Le maintien d'une couverture forestière continue et la réduction des perturbations du sol ont engendré des avantages hydrologiques, notamment une meilleure régulation de l'eau et une diminution des risques d'inondation, en particulier dans les zones où la gestion forestière continue s'inscrit dans le cadre de la gestion naturelle des crues et des initiatives de restauration des berges. Globalement, la combinaison de la diversification structurelle, de l'amélioration de l'expérience des visiteurs et du renforcement des fonctions hydrologiques démontre comment la gestion forestière continue peut contribuer à un paysage forestier multifonctionnel et résilient face au changement climatique.

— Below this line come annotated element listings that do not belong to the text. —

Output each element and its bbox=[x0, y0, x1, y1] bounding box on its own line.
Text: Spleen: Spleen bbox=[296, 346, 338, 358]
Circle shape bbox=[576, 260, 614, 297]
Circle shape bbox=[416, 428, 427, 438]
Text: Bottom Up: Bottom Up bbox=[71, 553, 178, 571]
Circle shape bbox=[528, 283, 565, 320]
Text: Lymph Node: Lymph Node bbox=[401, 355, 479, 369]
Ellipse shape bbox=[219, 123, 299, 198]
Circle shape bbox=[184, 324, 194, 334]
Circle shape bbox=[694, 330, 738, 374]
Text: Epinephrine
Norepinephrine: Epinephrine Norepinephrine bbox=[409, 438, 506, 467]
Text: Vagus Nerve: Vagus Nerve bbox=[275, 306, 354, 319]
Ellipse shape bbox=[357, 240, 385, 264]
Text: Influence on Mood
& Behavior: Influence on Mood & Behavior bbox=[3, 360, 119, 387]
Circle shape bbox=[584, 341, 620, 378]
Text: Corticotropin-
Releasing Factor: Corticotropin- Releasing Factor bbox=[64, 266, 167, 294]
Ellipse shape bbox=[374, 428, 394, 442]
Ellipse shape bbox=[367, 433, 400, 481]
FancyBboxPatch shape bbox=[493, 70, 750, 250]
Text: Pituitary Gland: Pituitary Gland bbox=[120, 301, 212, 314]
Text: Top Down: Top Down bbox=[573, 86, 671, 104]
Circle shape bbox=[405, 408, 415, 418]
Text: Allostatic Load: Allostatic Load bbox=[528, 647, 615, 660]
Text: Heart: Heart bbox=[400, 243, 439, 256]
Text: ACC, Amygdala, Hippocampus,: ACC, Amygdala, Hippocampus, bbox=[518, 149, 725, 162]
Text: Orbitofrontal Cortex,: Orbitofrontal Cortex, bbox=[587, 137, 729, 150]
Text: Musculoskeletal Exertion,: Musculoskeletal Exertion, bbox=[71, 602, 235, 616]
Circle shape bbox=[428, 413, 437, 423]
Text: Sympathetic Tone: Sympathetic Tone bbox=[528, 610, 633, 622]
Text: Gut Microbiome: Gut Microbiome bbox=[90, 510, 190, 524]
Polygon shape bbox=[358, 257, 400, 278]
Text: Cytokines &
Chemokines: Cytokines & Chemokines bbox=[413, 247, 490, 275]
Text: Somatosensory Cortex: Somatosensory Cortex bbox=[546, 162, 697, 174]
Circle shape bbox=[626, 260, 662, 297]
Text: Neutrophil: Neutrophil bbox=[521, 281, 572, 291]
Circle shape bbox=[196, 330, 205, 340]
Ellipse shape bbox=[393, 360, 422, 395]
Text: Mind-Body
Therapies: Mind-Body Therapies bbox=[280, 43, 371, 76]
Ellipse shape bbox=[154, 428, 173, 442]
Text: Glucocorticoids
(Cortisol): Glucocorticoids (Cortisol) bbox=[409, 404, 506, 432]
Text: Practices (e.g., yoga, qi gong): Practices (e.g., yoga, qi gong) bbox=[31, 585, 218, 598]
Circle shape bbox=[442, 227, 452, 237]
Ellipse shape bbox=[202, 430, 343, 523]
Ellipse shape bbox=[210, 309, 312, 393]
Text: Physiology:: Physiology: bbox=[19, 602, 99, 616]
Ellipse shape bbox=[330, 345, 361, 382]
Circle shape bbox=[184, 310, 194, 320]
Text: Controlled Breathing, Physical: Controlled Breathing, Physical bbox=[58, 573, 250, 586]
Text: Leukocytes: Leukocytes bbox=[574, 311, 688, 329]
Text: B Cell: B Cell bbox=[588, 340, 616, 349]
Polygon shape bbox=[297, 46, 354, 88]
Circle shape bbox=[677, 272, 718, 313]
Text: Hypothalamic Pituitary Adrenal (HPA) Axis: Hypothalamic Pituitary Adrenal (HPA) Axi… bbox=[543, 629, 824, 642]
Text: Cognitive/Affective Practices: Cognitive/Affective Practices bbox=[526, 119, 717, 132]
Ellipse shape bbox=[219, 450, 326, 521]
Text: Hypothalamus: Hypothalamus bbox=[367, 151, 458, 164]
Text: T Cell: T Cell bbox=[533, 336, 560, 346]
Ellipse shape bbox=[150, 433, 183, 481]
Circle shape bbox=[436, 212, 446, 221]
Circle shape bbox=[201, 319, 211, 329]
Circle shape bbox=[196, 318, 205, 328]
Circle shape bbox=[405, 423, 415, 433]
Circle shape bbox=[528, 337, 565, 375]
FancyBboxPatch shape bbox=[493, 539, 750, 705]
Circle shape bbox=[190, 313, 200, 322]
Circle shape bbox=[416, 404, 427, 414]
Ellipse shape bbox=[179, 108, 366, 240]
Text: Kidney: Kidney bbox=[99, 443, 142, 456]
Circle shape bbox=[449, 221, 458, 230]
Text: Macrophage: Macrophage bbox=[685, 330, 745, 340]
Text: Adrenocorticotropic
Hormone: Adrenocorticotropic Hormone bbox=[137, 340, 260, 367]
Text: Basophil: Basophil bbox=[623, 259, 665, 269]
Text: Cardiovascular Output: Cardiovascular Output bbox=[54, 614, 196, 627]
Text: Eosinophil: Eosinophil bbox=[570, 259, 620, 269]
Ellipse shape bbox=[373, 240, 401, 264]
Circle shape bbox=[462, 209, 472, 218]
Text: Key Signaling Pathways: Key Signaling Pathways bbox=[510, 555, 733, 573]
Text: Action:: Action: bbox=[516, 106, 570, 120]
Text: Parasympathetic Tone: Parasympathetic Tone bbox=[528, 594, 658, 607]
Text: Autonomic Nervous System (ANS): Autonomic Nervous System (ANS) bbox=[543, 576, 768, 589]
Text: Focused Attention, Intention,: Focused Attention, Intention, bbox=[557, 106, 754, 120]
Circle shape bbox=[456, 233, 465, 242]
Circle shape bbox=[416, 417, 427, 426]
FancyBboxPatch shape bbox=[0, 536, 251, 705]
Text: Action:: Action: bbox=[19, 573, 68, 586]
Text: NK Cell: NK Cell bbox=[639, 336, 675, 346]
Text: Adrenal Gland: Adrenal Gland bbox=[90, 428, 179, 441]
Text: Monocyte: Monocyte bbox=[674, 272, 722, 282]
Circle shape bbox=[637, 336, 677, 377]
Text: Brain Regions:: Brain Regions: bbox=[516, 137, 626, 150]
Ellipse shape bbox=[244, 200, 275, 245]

Dans le cas du QEFP, les opérations d'éclaircie réalisées dans le cadre du CCF ont parfois produit du bois ne répondant pas entièrement aux spécifications standard du marché, notamment pour les tiges de grand diamètre ou de forme irrégulière. Bien que le volume total extrait lors des interventions SUPERB ait été considérable et qu'une scierie adaptée ait été trouvée pour transformer ce bois, cela a nécessité des dispositions spécifiques et une coordination accrue. Ces expériences montrent que, si des solutions de marché existent, un déploiement plus large du CCF pourrait exiger une adaptation plus poussée des scieries et des chaînes d'approvisionnement locales afin de prendre en compte une plus grande variété d'assortiments et de diamètres de tiges plus importants. Globalement, les impacts négatifs observés sont limités et gérables, mais ils soulignent l'importance d'un dialogue continu entre les gestionnaires forestiers et les transformateurs pour garantir la viabilité opérationnelle et économique à long terme.